Seriously Mentally Ill (SMI) individuals have mental illnesses that are persistent, serious, and disruptive of everyday life, unless controlled. The majority are served through state- and/or federally-funded programs. For the 22,454 seriously mentally ill people receiving mental health services from the state of Arizona (ADHS/DBHS 1998), state legislators are the "insurer" determining whether the perceived value of medications and treatments is worth the anticipated cost.
Pharmacological breakthroughs are creating medications capable of controlling many of the symptoms associated with mental illness. More breakthroughs are expected to occur. Assuming technology continues to advance at a rapid rate, initial debates over whether to adopt and pay for new psychotropic medications will inevitably be followed by debates over whether to continue paying for them in succeeding years.
This policy brief is intended to inform that ongoing discussion in Arizona.
Four general areas are addressed:
An overview of current research on the impact and cost of selected types of newer medications used to treat serious mental illness.

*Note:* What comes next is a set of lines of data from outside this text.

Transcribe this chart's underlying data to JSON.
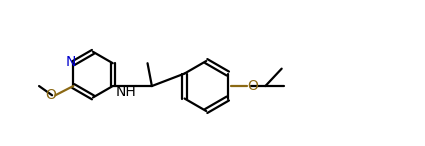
{
  "bg_color": "#ffffff",
  "bond_color": "#000000",
  "n_color": "#0000cd",
  "o_color": "#8B6914",
  "line_width": 1.6,
  "figsize": [
    4.25,
    1.46
  ],
  "dpi": 100,
  "xlim": [
    0.2,
    8.0
  ],
  "ylim": [
    0.5,
    2.6
  ]
}
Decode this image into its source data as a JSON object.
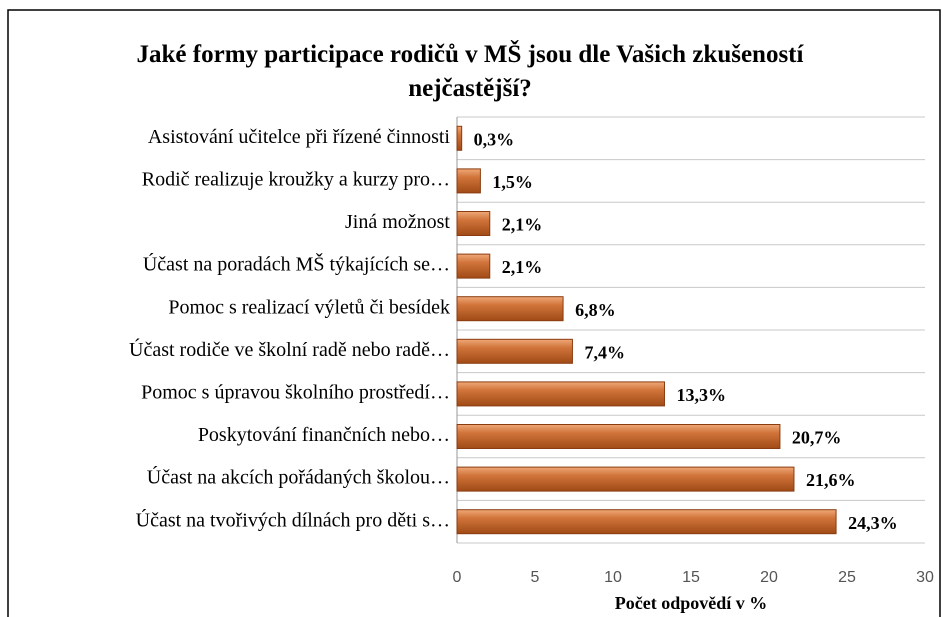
{
  "chart_data": {
    "type": "barh",
    "title": "Jaké formy participace rodičů v MŠ jsou dle Vašich zkušeností nejčastější?",
    "xlabel": "Počet odpovědí v %",
    "categories": [
      "Asistování učitelce při řízené činnosti",
      "Rodič realizuje kroužky a kurzy pro…",
      "Jiná možnost",
      "Účast na poradách MŠ týkajících se…",
      "Pomoc s realizací výletů či besídek",
      "Účast rodiče ve školní radě nebo radě…",
      "Pomoc s úpravou školního prostředí…",
      "Poskytování finančních nebo…",
      "Účast na akcích pořádaných školou…",
      "Účast na tvořivých dílnách pro děti s…"
    ],
    "values": [
      0.3,
      1.5,
      2.1,
      2.1,
      6.8,
      7.4,
      13.3,
      20.7,
      21.6,
      24.3
    ],
    "value_labels": [
      "0,3%",
      "1,5%",
      "2,1%",
      "2,1%",
      "6,8%",
      "7,4%",
      "13,3%",
      "20,7%",
      "21,6%",
      "24,3%"
    ],
    "color": "#c0622a",
    "xlim": [
      0,
      30
    ],
    "xticks": [
      0,
      5,
      10,
      15,
      20,
      25,
      30
    ],
    "grid": true
  }
}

A brief discussion about the extent to which Arizona SMI patients have access to newer medications and medical care.
A proposed framework for assessing the perceived value of newly developed medications that moves the discussion beyond the consideration of cost alone.
Summary issues that ought to be addressed by health policy leaders for both state-funded and privately insured plans as they consider the uses and cost of the new psychotropic medications.
The paper's content reflects the results of interviews with selected Arizona mental health administrators, advocates and experts, as well as a review of over 80 articles and papers from professional journals and associations.